Scientific classification












The Egyptian Cobra (Naja Haje) is a poisonous snake found in Africa and the Arabian Peninsula.


It can grow to a length of between 1.5 and 2.4 m. The most recognizable feature of an Egyptian cobra is its head and hood. The head is large and depressed with a broad snout. The snake”s eyes are large with a round pupil. Its throat may range from 15 to 18 cm in width. The color varies, but most of them are a shade of maroon, often with lighter or darker patches and often with a “drop” mark below the eye. The samples from northwest Africa (Morocco, Western Sahara) are almost entirely black.


The Egyptian cobra usually makes its home in the wet and dry savannas and in semi-desert regions with at least a little water and vegetation (never in desert regions). The Cobra can also be found in oases, agricultural areas and hills with sparse vegetation. These snakes are not afraid of humans and often enter houses. They are attracted to the villages by chickens and rats that are attracted by garbage. There are also reports of Egyptian cobras swimming in the Mediterranean Sea.


This snake is terrestrial and nocturnal in the wild, although in captivity they tend to be diurnal. It can, however, be seen under the sun, sometimes in the early morning. It shows a preference for a permanent home such as burrows abandoned by an animal, termite mounds or outcrops of rock and other. Sometimes it enters human habitations to hunt poultry. It usually tries to flee when approached, at least for a few meters, but if threatened it takes the typical upright posture, with the hood extended. This snake hunts small mammals, lizards, frogs, snakes and other.


The average amount of venom usually reaches 175-200 mg in a single bite. It is the fourth most poisonous snake species.

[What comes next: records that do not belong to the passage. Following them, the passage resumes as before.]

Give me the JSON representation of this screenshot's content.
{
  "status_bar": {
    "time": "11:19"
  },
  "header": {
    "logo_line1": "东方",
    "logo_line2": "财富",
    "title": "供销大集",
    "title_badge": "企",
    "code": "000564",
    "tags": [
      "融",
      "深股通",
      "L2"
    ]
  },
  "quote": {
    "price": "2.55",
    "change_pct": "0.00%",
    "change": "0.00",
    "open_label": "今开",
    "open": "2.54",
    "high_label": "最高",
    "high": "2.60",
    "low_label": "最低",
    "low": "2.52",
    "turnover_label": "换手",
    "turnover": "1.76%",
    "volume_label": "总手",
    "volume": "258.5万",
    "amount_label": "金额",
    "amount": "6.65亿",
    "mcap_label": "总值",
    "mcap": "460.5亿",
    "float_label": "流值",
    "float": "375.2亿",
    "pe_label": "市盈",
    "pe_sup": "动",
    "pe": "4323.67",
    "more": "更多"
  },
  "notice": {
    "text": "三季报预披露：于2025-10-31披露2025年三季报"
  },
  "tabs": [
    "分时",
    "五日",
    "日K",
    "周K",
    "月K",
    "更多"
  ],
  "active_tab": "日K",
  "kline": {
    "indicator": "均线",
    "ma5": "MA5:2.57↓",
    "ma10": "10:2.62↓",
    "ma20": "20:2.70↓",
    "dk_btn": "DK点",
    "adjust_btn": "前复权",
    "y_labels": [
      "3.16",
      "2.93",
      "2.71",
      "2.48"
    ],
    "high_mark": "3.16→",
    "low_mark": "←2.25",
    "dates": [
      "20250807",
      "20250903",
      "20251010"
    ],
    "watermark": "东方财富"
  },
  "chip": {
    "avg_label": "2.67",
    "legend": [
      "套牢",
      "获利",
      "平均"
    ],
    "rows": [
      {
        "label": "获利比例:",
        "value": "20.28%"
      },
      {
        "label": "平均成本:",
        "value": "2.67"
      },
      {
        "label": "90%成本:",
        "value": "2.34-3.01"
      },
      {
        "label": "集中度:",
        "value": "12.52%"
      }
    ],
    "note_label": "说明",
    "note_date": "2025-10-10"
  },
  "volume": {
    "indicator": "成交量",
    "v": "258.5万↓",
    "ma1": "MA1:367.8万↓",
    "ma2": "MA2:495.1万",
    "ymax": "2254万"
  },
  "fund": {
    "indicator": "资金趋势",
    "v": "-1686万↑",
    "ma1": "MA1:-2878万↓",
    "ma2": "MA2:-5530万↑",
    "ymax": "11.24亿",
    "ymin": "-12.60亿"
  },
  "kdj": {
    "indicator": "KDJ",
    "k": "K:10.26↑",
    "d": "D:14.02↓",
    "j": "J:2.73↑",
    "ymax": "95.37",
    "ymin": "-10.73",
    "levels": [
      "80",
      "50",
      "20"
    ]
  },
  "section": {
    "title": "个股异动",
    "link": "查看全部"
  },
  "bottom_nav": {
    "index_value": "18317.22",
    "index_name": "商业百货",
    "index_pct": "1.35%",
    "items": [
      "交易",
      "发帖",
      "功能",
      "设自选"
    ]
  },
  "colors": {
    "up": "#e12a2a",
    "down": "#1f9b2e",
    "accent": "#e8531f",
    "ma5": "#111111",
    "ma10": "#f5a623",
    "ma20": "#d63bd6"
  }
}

It has a neurotoxic venom that affects the nervous system, stopping the nerve signals from being transmitted to the muscles and, in later stages, stopping those transmitted to the heart and lungs, thus causing death due to total respiratory failure. The poison causes local pain, severe swelling, bruising, blistering, necrosis and various non-specific effects that can include headaches, nausea, vomiting, abdominal pain, diarrhea, dizziness, collapse or convulsions. This species does not spit venom.


Most ancient sources say that Cleopatra and her two assistants committed suicide by being bitten by an Aspis, translated into English as “ASP”. The snake would have been smuggled to her room in a basket of figs. Plutarch wrote that she conducted experiments on convicted prisoners and found that the aspis venom is the most painless of all deadly poisons. This Aspis was probably the Egyptian cobra. However, the myth of her apparent suicide has been questioned, since death by this snake venom is relatively slow, and the serpent is large and would therefore be difficult to hide.